Sunday 27 January 2013

Nice to meet you, I'm a professional liar.

Nina Bawden
Writers are liars; it's an unavoidable fact. We seek to entertain our readers as much as possible, and while the truth can be stranger than fiction, it isn't always more exciting. Nina Bawden, a childhood favourite author of mine, said that 'All writers are liars. They twist events to suit themselves. They make use of their own tragedies to make a better story... They are terrible people'.

Of course, this is a particularly extreme view when looking at fiction, especially fantasy writing like mine. However, even these pieces can be intended to influence readers with allusions to politics or current affairs. Tolkien's Lord Of The Rings trilogy and even children's books like Tove Jansson's Comet In Moominland are examples of this, both being heavily based on their respective authors' experiences of and views on war.

To look at this from another point of view, though, the views that shape those texts are in a way the truth of the authors' own lives, and this potentially adds something to them. Cheever's short stories, like The Death Of Justina, are revealed in his journals to similarly reflect the truth of his own life and of his inner thoughts. In this review of his journals from The Guardian, Geoff Dyer points out the many themes and images in his stories which are drawn from previous journal entries.

Writers, then, seem to be a strange paradox. We are pathological liars, manipulating reality and the events our lives for entertainment, while at the same time, we cannot help baring our most private truths and our most intimate beliefs to our readers.

Sunday 20 January 2013

Who Writes It Bloggy Style?

I still don't actually know what a writer is, never mind if I am one. I suppose now that I'm in my second year of a creative writing degree, a lot of people would consider me a writer, but I don't particularly feel like one. To me, writing has always been the easy option, the guilty pleasure.

When, somehow, I did well in all my A-Levels, I decided that I didn't want to be thrown out into the world of work. Instead, I signed up for a creative writing degree, because to me writing isn't work. I'm sure I'll end up spending most of my life putting off growing up and becoming a responsible member of society, and following my somewhat unrealistic dream was just a part of that.

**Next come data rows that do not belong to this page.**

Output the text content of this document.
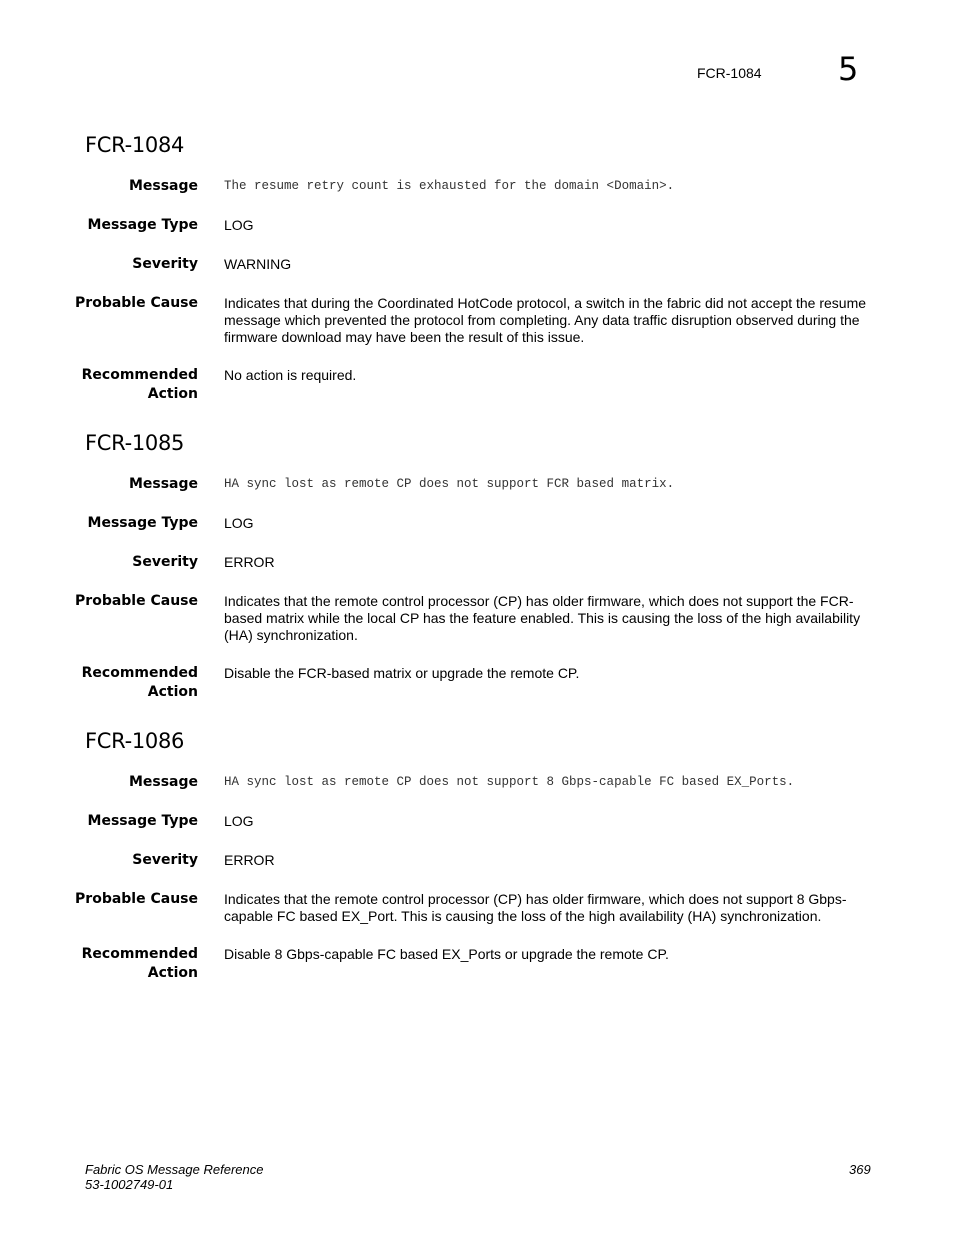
FCR-1084 5
FCR-1084
Message The resume retry count is exhausted for the domain <Domain>.
Message Type LOG
Severity WARNING
Probable Cause Indicates that during the Coordinated HotCode protocol, a switch in the fabric did not accept the resume message which prevented the protocol from completing. Any data traffic disruption observed during the firmware download may have been the result of this issue.
Recommended
Action
No action is required.
FCR-1085
Message HA sync lost as remote CP does not support FCR based matrix.
Message Type LOG
Severity ERROR
Probable Cause Indicates that the remote control processor (CP) has older firmware, which does not support the FCR-based matrix while the local CP has the feature enabled. This is causing the loss of the high availability (HA) synchronization.
Recommended
Action
Disable the FCR-based matrix or upgrade the remote CP.
FCR-1086
Message HA sync lost as remote CP does not support 8 Gbps-capable FC based EX_Ports.
Message Type LOG
Severity ERROR
Probable Cause Indicates that the remote control processor (CP) has older firmware, which does not support 8 Gbps-capable FC based EX_Port. This is causing the loss of the high availability (HA) synchronization.
Recommended
Action
Disable 8 Gbps-capable FC based EX_Ports or upgrade the remote CP.
Fabric OS Message Reference
53-1002749-01
369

I don't think it's possible to have a single definition of what a writer is, or why they write. Emily Dickinson, now considered one of history's greatest poets, was barely ever more successful than someone like me, and most of her poems were written in private. On the other hand, John Cheever, whose talents are similarly recognised, wrote professionally and publicly - he famously said "I can't write without a reader. It's precisely like a kiss - you can't do it alone".

The fact that these two polar opposites have both received such acclaim is a source of encouragement to me. It shows that the building of worlds and stories that I have always revelled in, and felt drawn to, can be both a form of art and a way of life, no matter why you write.